Halo Effect
One positive trait colors the entire perception of a person.
Definition
The halo effect describes the tendency to let a general impression, often based on a single salient trait, color the evaluation of all other aspects of a person or thing. A professional judged as competent in one area will automatically be perceived as honest, reliable, and creative, even without any supporting evidence.
The term comes from the image of the religious halo: the light of one trait illuminates everything else. Edward Thorndike formalized it in 1920 by observing that military officers rated their soldiers consistently across all dimensions (intelligence, physique, leadership), even when those traits had no real correlation.
Why it matters
The halo effect deeply biases our professional and personal judgments.
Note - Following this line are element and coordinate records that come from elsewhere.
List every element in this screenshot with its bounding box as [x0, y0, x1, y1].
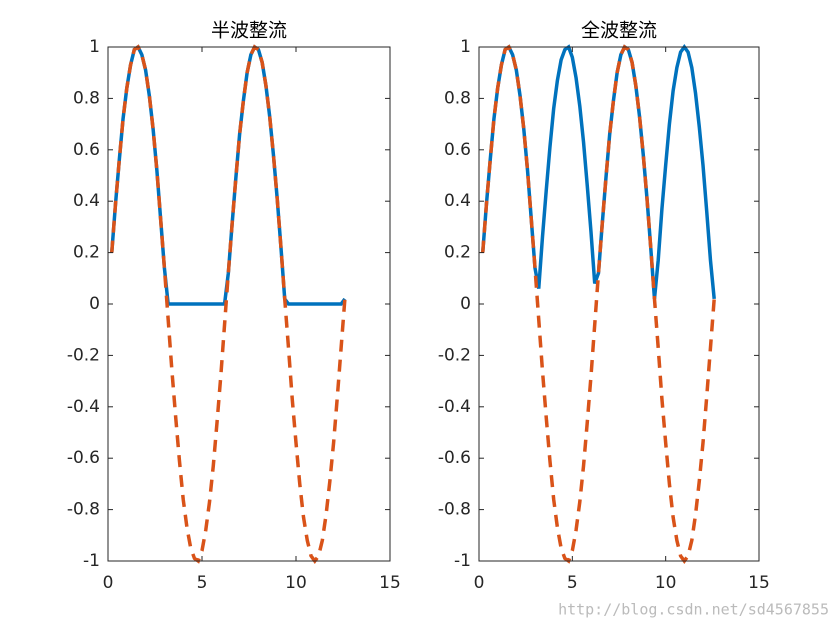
- y-tick-label: 0: [460, 294, 471, 314]
- y-tick-label: 1: [89, 37, 100, 57]
- x-tick-label: 15: [379, 573, 401, 593]
- chart-title: 半波整流: [211, 20, 287, 42]
- y-tick-label: -0.2: [438, 345, 471, 365]
- x-tick-label: 10: [285, 573, 307, 593]
- y-tick-label: -0.8: [67, 500, 100, 520]
- y-tick-label: -0.6: [67, 448, 100, 468]
- data-line: [110, 44, 347, 564]
- x-tick-label: 10: [655, 573, 677, 593]
- axes-background: [108, 47, 390, 561]
- y-tick-label: -1: [454, 551, 471, 571]
- y-tick-label: -0.8: [438, 500, 471, 520]
- chart-title: 全波整流: [581, 20, 657, 42]
- watermark: http://blog.csdn.net/sd4567855: [558, 601, 829, 619]
- x-tick-label: 5: [567, 573, 578, 593]
- y-tick-label: 0.8: [444, 88, 471, 108]
- y-tick-label: 0.6: [444, 140, 471, 160]
- x-tick-label: 0: [103, 573, 114, 593]
- y-tick-label: 0: [89, 294, 100, 314]
- y-tick-label: 0.2: [73, 243, 100, 263]
- axes-background: [479, 47, 759, 561]
- y-tick-label: -0.6: [438, 448, 471, 468]
- y-tick-label: 0.4: [73, 191, 100, 211]
- y-tick-label: -0.4: [67, 397, 100, 417]
- y-tick-label: -1: [83, 551, 100, 571]
- data-line: [480, 44, 716, 564]
- y-tick-label: -0.4: [438, 397, 471, 417]
- x-tick-label: 15: [748, 573, 770, 593]
- y-tick-label: -0.2: [67, 345, 100, 365]
- y-tick-label: 0.4: [444, 191, 471, 211]
- x-tick-label: 5: [197, 573, 208, 593]
- y-tick-label: 0.8: [73, 88, 100, 108]
- y-tick-label: 0.2: [444, 243, 471, 263]
- y-tick-label: 1: [460, 37, 471, 57]
- y-tick-label: 0.6: [73, 140, 100, 160]
- x-tick-label: 0: [474, 573, 485, 593]
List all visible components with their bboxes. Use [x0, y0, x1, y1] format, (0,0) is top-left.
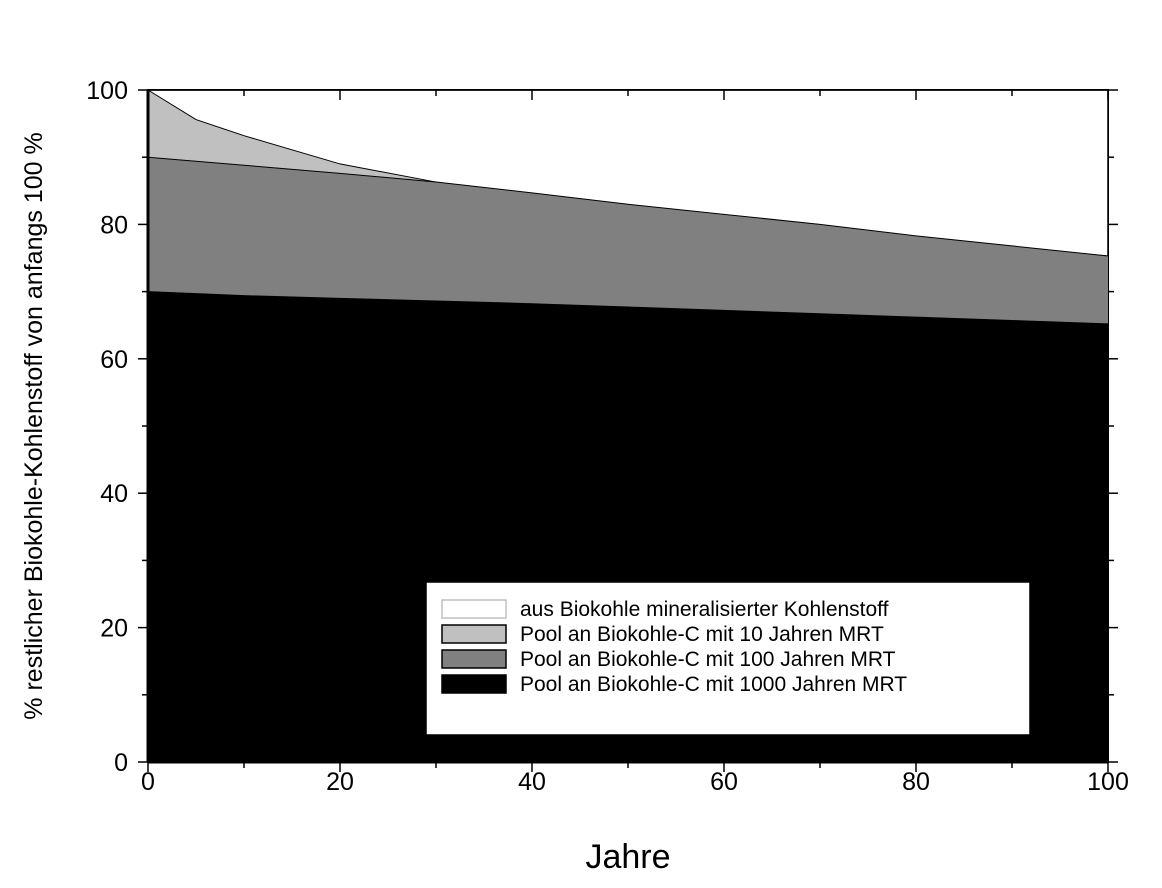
- x-tick-label-60: 60: [710, 768, 738, 796]
- x-tick-label-40: 40: [518, 768, 546, 796]
- stray-dot: [627, 474, 629, 476]
- legend: aus Biokohle mineralisierter Kohlenstoff…: [425, 581, 1031, 736]
- x-axis-title: Jahre: [585, 838, 670, 876]
- y-tick-label-60: 60: [100, 346, 128, 374]
- x-tick-label-0: 0: [141, 768, 155, 796]
- y-tick-label-80: 80: [100, 211, 128, 239]
- legend-swatch-1: [441, 624, 507, 644]
- y-tick-label-40: 40: [100, 480, 128, 508]
- legend-swatch-3: [441, 674, 507, 694]
- y-tick-label-0: 0: [114, 749, 128, 777]
- legend-label-2: Pool an Biokohle-C mit 100 Jahren MRT: [520, 648, 896, 671]
- y-axis-title: % restlicher Biokohle-Kohlenstoff von an…: [20, 132, 48, 719]
- series-line-2: [147, 156, 1109, 257]
- x-tick-label-20: 20: [326, 768, 354, 796]
- y-tick-label-20: 20: [100, 615, 128, 643]
- legend-swatch-2: [441, 649, 507, 669]
- legend-label-1: Pool an Biokohle-C mit 10 Jahren MRT: [520, 623, 884, 646]
- series-line-3: [147, 291, 1109, 325]
- tick-layer: 0 20 40 60 80 100 0 20 40 60 80 100: [86, 77, 1129, 796]
- legend-swatch-0: [441, 599, 507, 619]
- y-tick-label-100: 100: [86, 77, 128, 105]
- x-tick-label-80: 80: [902, 768, 930, 796]
- legend-label-0: aus Biokohle mineralisierter Kohlenstoff: [520, 598, 889, 621]
- legend-label-3: Pool an Biokohle-C mit 1000 Jahren MRT: [520, 673, 907, 696]
- legend-items: aus Biokohle mineralisierter Kohlenstoff…: [441, 598, 907, 696]
- x-tick-label-100: 100: [1087, 768, 1129, 796]
- legend-box: [425, 581, 1031, 736]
It explains why physically attractive candidates score higher in job interviews, why a charismatic speaker appears more competent than a quieter expert, and why premium brands seem better even when the product is objectively identical.
It is also the basis for the inverse, the horn effect, where one negative trait degrades the entire perception.
Concrete examples
Job interview: a well-dressed candidate is judged as more intelligent, regardless of their answers.
Apple: products from the brand are perceived as more reliable and innovative than equivalent competitors, thanks to brand halo.
Teacher evaluation: a teacher liked for their personality receives better evaluations of their content quality.
Charismatic CEO: assumed to have excellent strategic vision, a bias regularly exposed during corporate scandals.